You're quibbling, and not exactly with exactitude.

When a process forks, the child and parent get different virtual memory maps 
that, for the time being, happen to point to the same physical memory pages. 
The sharing is an implementation detail, for optimization. Conceptually, the 
parent's memory is copied into the child's memory space, so that if one of the 
processes modifies the "shared" memory, the other process does not see the 
change. The implementation, under the hood, does copy-on-write so that the cost 
of that copying can be deferred until needed. Since fork is usually followed by 
exec in the child, the copying usually never takes place, so it's a 
particularly good optimization. Don't be misled into thinking that just because 
the copying is deferred that the parent and child are actually sharing a single 
virtual memory space.

The other methods you mention of sharing memory are by special arrangement, and 
rarely used (although extremely useful when they are).

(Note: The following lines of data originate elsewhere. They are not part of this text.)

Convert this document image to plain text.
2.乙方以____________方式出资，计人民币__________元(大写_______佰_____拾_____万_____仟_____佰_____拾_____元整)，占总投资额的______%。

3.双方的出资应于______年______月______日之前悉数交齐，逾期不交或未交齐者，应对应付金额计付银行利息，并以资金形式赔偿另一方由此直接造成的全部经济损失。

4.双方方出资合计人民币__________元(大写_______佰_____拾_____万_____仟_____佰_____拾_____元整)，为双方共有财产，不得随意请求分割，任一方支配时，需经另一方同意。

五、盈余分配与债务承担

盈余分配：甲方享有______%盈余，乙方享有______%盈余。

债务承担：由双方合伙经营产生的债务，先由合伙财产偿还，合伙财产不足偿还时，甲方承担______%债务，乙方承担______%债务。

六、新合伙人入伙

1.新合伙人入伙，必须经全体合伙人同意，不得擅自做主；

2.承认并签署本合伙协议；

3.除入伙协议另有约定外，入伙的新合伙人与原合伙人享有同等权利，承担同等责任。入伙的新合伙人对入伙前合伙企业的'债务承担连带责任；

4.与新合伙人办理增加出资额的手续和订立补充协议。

The point vincent was making was to correct the OP's belief that a random 
pointer (0x18c95b0 was the example mentioned) pointed to some memory somewhere, 
and that the EXC_BAD_ACCESS exception was raised if that memory happened to 
belong to some other process.

The truth is, each process has its own virtual memory map, and 0x18c95b0 may 
point to different physical addresses, or to nowhere, depending on which of 
those memory maps you look it up in. But a process does not have the 
opportunity to try looking it up in any map but its own. The exception is 
raised if the current process' memory map doesn't map it to anywhere. (It could 
also be raised if the pointer is being looked up for write access, but the 
current memory map maps it to a read-only location.)

That is, it's not "look up the address, and see who it belongs to" but "look up 
the address in my space, and see if it exists there".